Dans la cadre de ce litige, il avait alors été traduit en justice, par son Directeur général, Hautavoire Gérard pour une histoire de chèques prétendument signés. Ce qui, dans les faits n’avait aucunement été le cas. Statuant le 11 novembre 2009, le tribunal de première instance de Port-Gentil, avait alors déclaré Hautavoire Gérard coupable des délits de diffamation envers M. Tchitembo et d’outrage public envers le tribunal.

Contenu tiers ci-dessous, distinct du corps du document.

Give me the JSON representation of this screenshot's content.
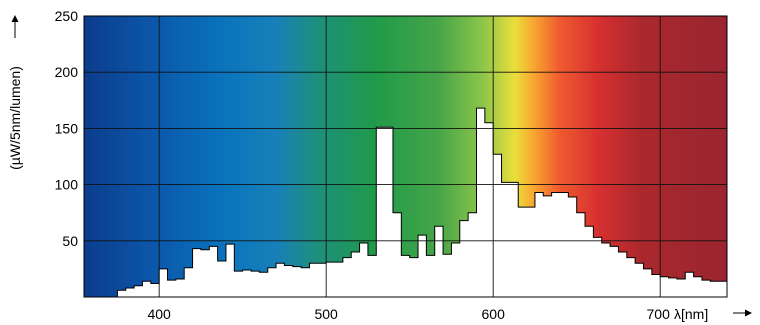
{
  "chart_data": {
    "type": "area",
    "title": "",
    "xlabel": "λ[nm]",
    "ylabel": "(µW/5nm/lumen)",
    "xlim": [
      355,
      740
    ],
    "ylim": [
      0,
      250
    ],
    "grid": true,
    "x_ticks": [
      "400",
      "500",
      "600",
      "700"
    ],
    "y_ticks": [
      "50",
      "100",
      "150",
      "200",
      "250"
    ],
    "background": "visible-spectrum color gradient (violet/blue to red)",
    "series": [
      {
        "x": [
          375,
          380,
          385,
          390,
          395,
          400,
          405,
          410,
          415,
          420,
          425,
          430,
          435,
          440,
          445,
          450,
          455,
          460,
          465,
          470,
          475,
          480,
          485,
          490,
          495,
          500,
          505,
          510,
          515,
          520,
          525,
          530,
          535,
          540,
          545,
          550,
          555,
          560,
          565,
          570,
          575,
          580,
          585,
          590,
          595,
          600,
          605,
          610,
          615,
          620,
          625,
          630,
          635,
          640,
          645,
          650,
          655,
          660,
          665,
          670,
          675,
          680,
          685,
          690,
          695,
          700,
          705,
          710,
          715,
          720,
          725,
          730,
          735
        ],
        "y": [
          6,
          8,
          10,
          14,
          12,
          25,
          15,
          16,
          26,
          43,
          42,
          45,
          32,
          47,
          23,
          24,
          23,
          22,
          26,
          30,
          28,
          27,
          26,
          30,
          30,
          31,
          31,
          35,
          40,
          48,
          37,
          151,
          151,
          75,
          37,
          35,
          55,
          37,
          63,
          38,
          48,
          68,
          75,
          168,
          155,
          127,
          102,
          102,
          80,
          80,
          93,
          90,
          93,
          93,
          89,
          75,
          63,
          53,
          48,
          45,
          40,
          35,
          30,
          25,
          20,
          18,
          17,
          16,
          22,
          18,
          15,
          14,
          14
        ]
      }
    ]
  }
}
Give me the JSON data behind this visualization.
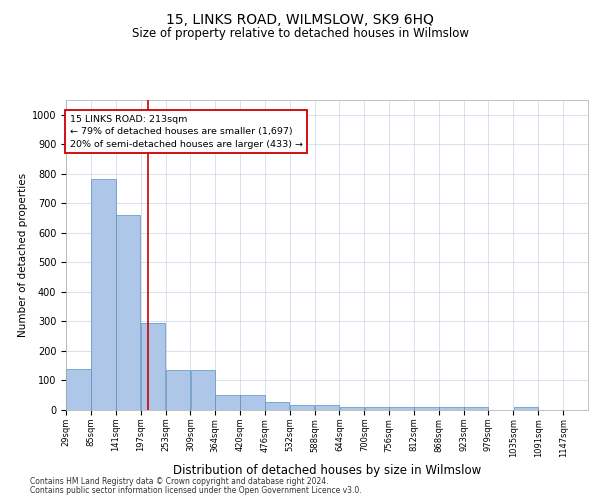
{
  "title": "15, LINKS ROAD, WILMSLOW, SK9 6HQ",
  "subtitle": "Size of property relative to detached houses in Wilmslow",
  "xlabel": "Distribution of detached houses by size in Wilmslow",
  "ylabel": "Number of detached properties",
  "footnote1": "Contains HM Land Registry data © Crown copyright and database right 2024.",
  "footnote2": "Contains public sector information licensed under the Open Government Licence v3.0.",
  "bar_edges": [
    29,
    85,
    141,
    197,
    253,
    309,
    364,
    420,
    476,
    532,
    588,
    644,
    700,
    756,
    812,
    868,
    923,
    979,
    1035,
    1091,
    1147
  ],
  "bar_heights": [
    140,
    783,
    660,
    295,
    135,
    135,
    52,
    52,
    28,
    18,
    18,
    10,
    10,
    10,
    10,
    10,
    10,
    0,
    9,
    0,
    0
  ],
  "bar_color": "#aec6e8",
  "bar_edge_color": "#5a8fc0",
  "vline_x": 213,
  "vline_color": "#cc0000",
  "annotation_line1": "15 LINKS ROAD: 213sqm",
  "annotation_line2": "← 79% of detached houses are smaller (1,697)",
  "annotation_line3": "20% of semi-detached houses are larger (433) →",
  "annotation_box_color": "#ffffff",
  "annotation_box_edge_color": "#cc0000",
  "ylim": [
    0,
    1050
  ],
  "background_color": "#ffffff",
  "grid_color": "#c8d4e8",
  "yticks": [
    0,
    100,
    200,
    300,
    400,
    500,
    600,
    700,
    800,
    900,
    1000
  ],
  "tick_labels": [
    "29sqm",
    "85sqm",
    "141sqm",
    "197sqm",
    "253sqm",
    "309sqm",
    "364sqm",
    "420sqm",
    "476sqm",
    "532sqm",
    "588sqm",
    "644sqm",
    "700sqm",
    "756sqm",
    "812sqm",
    "868sqm",
    "923sqm",
    "979sqm",
    "1035sqm",
    "1091sqm",
    "1147sqm"
  ],
  "title_fontsize": 10,
  "subtitle_fontsize": 8.5,
  "ylabel_fontsize": 7.5,
  "xlabel_fontsize": 8.5,
  "tick_fontsize": 6,
  "footnote_fontsize": 5.5
}
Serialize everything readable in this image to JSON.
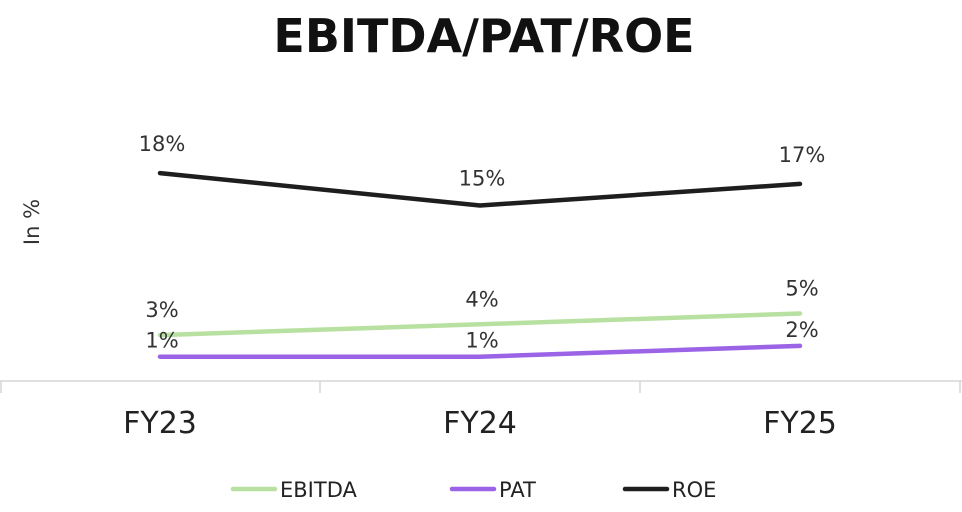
{
  "chart_data": {
    "type": "line",
    "title": "EBITDA/PAT/ROE",
    "ylabel": "In %",
    "xlabel": "",
    "categories": [
      "FY23",
      "FY24",
      "FY25"
    ],
    "series": [
      {
        "name": "EBITDA",
        "color": "#b8e0a0",
        "values": [
          3,
          4,
          5
        ],
        "labels": [
          "3%",
          "4%",
          "5%"
        ]
      },
      {
        "name": "PAT",
        "color": "#9b63e6",
        "values": [
          1,
          1,
          2
        ],
        "labels": [
          "1%",
          "1%",
          "2%"
        ]
      },
      {
        "name": "ROE",
        "color": "#1e1e1e",
        "values": [
          18,
          15,
          17
        ],
        "labels": [
          "18%",
          "15%",
          "17%"
        ]
      }
    ],
    "legend": "bottom",
    "grid": false
  }
}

En répression, il fut condamné à trois mois d’emprisonnement fermes assorti d’une amende de 300.000 FCFA et à verser une 25.000.000 FCFA à Armand Tchitembo Dagraça au titre de dommages et intérêts.
Appel à l’arbitrage du chef de l’Etat …
Douze ans après ce verdict, l’ancien Directeur général d’Addax Petroleum Gabon se dit toujours désabusé. « C’est pourquoi, j’avais personnellement écrit au chef de l’Etat, qui lui, avait demandé de régler ce problème », indique-t-il.
Déjà dans un courrier datant du 2 avril 2018, il avait sollicité l’intervention du chef de l’Etat en personne. «Je vous saurai gré des instructions que vous voudriez bien donner pour que cette affaire connaisse un épilogue conforme aux lois et règlements de notre pays», souhaitait l’ancien DGA d’Addax Petroleum Gabon désabusé.
Loin de se décourager et d’entamer son moral, Armand Dagraça Tchitembo laisse entendre qu’il « reste en attente de ce qui lui revient de droit, surtout son certificat de travail ». Avant de rappeler son œuvre social, qui aura constitué son principal cheval de bataille durant son séjour au sein de l’entreprise avec laquelle, il est aujourd’hui en conflit. Il met ainsi en exergue, la construction des écoles, des dispensaires ainsi que des offres d’emplois décent, à la jeunesse pour la sortir l’emprise de la précarité.